When it comes to tendon and ligament injuries, the two injuries are very alike. This often causes a confusing overlap between the two. A simple way to distinguish between the two is that a tendon attaches a muscle to bone whereas a ligament attaches bone to bone.  

However, both injuries still have similar symptoms, and this is what causes confusion for most people when trying to distinguish between the two.

These two injuries also often get mixed up because both ligaments and tendons are made up of connective tissue called collagen fibres. Nevertheless, how this collagen is formed together is very different in each.

In tendons the fibres are parallel, allowing for more elasticity. Which, if you think about the way muscles expand and contract, makes them more suited to connecting the muscle to the bone.

The fibres in ligaments however follow a crisscross pattern. This helps to keep the ligament stable and ultimately supports, stabilises and strengthens the bone joints.

So, in order to understand these injuries better and learn how to treat them, you need a better understanding of the injuries themselves.

 

Ligament Injuries

Although ligaments are strong and rigid by nature, sudden forces and strains can cause tears and ruptures, this damage occurs when the fibres are torn. Because of the lack of blood supply to the tissue, sometimes tears become permanent.

If a ligament is stretched past a certain point, it can result in the ligament unfortunately never returning to its original state.

An Anterior Cruciate Ligament (ACL) tear is the most common sport-related injury to the ligament, learn all you need to know about ACL tears here.

Ligament injuries can be treated through the use of a knee brace or support, however, depending on the severity of the injury if your planned activity has the potential to place a high amount of stress on the knee, then a high supporting knee brace such as the Donjoy Armor with Fourcepoint would be suitable.

 

Tendon Injuries

Similarly, if overstrained tendons can become damaged and even snap.
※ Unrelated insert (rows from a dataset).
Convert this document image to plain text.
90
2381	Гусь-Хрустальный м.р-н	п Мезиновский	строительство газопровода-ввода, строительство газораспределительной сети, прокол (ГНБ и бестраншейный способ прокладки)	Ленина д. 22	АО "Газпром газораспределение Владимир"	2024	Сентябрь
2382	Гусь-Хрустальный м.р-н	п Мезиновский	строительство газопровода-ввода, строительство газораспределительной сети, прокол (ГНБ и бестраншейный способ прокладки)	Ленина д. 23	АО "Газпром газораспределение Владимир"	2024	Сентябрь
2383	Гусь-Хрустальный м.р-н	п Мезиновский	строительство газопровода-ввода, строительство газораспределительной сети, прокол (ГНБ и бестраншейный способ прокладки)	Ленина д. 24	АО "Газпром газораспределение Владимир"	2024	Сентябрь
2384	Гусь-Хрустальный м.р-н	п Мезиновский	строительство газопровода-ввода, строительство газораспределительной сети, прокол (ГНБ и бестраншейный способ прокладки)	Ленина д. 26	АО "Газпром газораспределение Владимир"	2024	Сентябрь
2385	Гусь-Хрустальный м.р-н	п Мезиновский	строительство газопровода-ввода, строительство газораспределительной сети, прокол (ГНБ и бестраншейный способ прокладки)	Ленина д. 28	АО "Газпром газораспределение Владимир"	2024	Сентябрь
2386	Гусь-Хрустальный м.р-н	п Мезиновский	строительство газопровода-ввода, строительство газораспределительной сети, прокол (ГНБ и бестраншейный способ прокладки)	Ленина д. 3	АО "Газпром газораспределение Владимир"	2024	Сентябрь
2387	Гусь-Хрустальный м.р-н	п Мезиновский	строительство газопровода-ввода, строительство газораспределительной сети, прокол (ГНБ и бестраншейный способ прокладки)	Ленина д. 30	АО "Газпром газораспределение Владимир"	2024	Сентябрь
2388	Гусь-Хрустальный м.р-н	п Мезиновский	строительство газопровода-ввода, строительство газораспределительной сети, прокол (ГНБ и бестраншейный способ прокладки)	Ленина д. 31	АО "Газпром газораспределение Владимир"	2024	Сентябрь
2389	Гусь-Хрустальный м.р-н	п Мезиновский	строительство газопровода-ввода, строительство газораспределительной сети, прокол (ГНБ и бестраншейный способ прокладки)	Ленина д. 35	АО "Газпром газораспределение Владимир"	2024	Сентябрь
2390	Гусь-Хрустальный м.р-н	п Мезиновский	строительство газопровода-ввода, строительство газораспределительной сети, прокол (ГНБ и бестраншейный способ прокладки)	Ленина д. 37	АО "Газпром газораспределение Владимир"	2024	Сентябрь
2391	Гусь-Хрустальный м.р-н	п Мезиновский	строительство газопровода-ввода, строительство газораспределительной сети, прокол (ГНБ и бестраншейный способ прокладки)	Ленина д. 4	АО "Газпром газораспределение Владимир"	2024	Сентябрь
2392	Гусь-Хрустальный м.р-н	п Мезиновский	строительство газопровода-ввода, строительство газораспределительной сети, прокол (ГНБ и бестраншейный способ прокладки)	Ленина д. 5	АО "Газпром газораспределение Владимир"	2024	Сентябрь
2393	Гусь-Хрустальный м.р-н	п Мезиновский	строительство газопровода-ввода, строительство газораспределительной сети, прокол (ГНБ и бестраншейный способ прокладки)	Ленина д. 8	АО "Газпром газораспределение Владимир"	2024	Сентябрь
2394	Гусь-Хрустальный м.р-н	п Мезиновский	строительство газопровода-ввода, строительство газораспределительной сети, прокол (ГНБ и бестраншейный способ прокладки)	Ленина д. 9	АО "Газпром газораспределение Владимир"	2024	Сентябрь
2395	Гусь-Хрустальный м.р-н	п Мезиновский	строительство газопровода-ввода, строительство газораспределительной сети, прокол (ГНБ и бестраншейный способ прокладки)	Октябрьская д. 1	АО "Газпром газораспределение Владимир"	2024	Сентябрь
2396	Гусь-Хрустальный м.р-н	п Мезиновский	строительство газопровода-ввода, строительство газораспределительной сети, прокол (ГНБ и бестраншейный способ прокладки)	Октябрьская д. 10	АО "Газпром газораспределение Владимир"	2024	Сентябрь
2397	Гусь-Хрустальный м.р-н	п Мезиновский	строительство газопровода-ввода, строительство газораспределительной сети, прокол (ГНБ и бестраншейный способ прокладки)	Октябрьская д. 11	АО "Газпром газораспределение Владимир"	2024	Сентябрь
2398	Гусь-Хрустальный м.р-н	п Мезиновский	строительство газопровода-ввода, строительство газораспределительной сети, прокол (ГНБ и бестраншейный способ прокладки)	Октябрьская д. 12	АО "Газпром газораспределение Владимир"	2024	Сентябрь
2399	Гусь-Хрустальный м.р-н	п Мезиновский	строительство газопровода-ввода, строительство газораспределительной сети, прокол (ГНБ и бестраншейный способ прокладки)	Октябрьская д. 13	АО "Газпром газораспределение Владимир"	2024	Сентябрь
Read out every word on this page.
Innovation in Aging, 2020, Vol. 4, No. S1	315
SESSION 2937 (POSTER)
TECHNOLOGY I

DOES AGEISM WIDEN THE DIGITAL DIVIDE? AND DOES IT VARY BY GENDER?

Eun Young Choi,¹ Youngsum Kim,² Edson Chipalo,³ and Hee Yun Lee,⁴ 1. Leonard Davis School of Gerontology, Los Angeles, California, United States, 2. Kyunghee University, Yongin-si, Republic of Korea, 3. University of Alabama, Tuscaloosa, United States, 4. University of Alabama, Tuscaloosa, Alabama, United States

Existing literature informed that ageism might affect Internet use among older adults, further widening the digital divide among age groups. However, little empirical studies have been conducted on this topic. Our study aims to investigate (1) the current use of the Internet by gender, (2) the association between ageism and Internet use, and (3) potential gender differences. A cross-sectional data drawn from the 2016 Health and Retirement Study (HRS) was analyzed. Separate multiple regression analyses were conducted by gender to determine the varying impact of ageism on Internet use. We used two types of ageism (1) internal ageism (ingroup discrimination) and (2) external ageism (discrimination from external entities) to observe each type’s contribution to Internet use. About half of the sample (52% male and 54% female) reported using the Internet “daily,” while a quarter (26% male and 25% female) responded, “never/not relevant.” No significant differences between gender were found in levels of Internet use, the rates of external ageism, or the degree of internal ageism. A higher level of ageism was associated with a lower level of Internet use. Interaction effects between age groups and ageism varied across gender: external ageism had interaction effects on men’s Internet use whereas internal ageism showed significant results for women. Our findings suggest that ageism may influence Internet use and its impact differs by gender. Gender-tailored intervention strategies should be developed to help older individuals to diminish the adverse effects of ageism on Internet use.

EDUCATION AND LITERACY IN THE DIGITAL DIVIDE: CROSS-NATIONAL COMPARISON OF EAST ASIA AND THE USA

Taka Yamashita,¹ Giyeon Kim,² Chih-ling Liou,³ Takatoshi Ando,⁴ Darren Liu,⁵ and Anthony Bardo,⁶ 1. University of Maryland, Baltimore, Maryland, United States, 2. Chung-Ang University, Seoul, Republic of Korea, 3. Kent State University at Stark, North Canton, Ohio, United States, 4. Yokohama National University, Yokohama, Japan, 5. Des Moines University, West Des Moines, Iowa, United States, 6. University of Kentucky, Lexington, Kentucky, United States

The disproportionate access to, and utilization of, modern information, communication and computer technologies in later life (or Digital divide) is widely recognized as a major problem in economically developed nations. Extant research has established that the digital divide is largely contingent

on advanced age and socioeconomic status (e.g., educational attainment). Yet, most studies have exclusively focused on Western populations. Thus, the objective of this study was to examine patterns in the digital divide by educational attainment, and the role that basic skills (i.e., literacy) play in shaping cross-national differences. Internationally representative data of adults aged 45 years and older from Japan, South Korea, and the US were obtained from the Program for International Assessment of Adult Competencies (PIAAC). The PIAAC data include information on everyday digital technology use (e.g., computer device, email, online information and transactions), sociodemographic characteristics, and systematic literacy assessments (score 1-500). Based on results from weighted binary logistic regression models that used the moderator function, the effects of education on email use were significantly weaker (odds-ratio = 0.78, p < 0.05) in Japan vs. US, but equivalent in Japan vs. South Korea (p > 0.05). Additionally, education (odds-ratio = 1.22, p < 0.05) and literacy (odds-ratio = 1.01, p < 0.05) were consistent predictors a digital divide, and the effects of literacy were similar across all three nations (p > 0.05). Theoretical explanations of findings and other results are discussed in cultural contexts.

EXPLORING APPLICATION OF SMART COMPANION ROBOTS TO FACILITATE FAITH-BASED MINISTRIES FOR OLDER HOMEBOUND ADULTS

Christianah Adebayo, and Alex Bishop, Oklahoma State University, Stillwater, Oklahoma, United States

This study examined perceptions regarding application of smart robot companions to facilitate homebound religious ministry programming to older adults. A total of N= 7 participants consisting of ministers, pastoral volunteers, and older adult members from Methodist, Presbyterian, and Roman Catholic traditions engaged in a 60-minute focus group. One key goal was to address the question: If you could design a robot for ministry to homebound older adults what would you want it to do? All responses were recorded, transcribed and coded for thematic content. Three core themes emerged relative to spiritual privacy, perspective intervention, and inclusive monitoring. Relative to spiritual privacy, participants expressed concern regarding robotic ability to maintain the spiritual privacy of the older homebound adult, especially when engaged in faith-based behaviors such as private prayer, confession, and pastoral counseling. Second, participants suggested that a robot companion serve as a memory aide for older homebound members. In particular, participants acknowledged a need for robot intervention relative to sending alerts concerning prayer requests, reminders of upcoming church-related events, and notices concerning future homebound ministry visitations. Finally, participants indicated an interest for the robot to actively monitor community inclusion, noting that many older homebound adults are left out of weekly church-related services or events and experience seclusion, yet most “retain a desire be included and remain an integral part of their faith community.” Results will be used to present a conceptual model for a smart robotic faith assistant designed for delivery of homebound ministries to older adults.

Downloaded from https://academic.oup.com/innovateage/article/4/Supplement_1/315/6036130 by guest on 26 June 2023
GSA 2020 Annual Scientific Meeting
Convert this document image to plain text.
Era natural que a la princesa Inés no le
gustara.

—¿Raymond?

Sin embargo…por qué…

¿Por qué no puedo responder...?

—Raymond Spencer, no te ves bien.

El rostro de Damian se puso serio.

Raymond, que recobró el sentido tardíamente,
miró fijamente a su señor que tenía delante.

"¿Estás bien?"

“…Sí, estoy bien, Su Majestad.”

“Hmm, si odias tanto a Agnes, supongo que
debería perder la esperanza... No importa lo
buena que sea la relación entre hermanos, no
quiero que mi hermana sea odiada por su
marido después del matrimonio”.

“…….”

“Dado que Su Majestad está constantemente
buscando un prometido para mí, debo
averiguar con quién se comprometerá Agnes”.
A partially torn tendon will cause swelling and discomfort but can be healed over time. Whereas a complete tear will cause a complete loss of movement and potentially permanent damage.

A common tendon injury that athletes suffer is damage to the Achilles tendon, which connects the heel to the muscle in your lower leg. This injury is most commonly caused by overstraining or improper footwear.

Achilles tendon can best be prevented by warming up sufficiently before any vigorous activity. Additionally, wearing supports designed specifically for the area will aid in prevention.

Tendonitis is another common injury which sees inflammation and swelling of the tendon. This can generate pain and stiffness and will be most likely caused by straining of the tendon.

The best treatment for an injured tendon would be to use an ice pack immediately to reduce the swelling, whilst keeping the injured area elevated.

If there is any serious damage or possible tears, the injury may require a splint in order to aid the healing process. Alongside using taping and strapping to help stabilise the area.

 

Distinguishing Between Ligament & Tendon Injuries

It can be very difficult to distinguish between a ligament and a tendon injury on the field. The best way to get a definite answer would be to seek medical advice by visiting your doctor, who may offer you an X-ray.

The key thing to remember is to not leave any injury untreated, this helps to prevent any further possible damage. This can be done through a range of products such as supports and braces, taping and strapping and cold therapy treatments. Or, of course, visiting the local doctor for more guidance.

Additionally, planning out your warm-up and cool-down techniques and potentially working with a physiotherapist during rehabilitation are both methods to prevent a recurrence of the injury.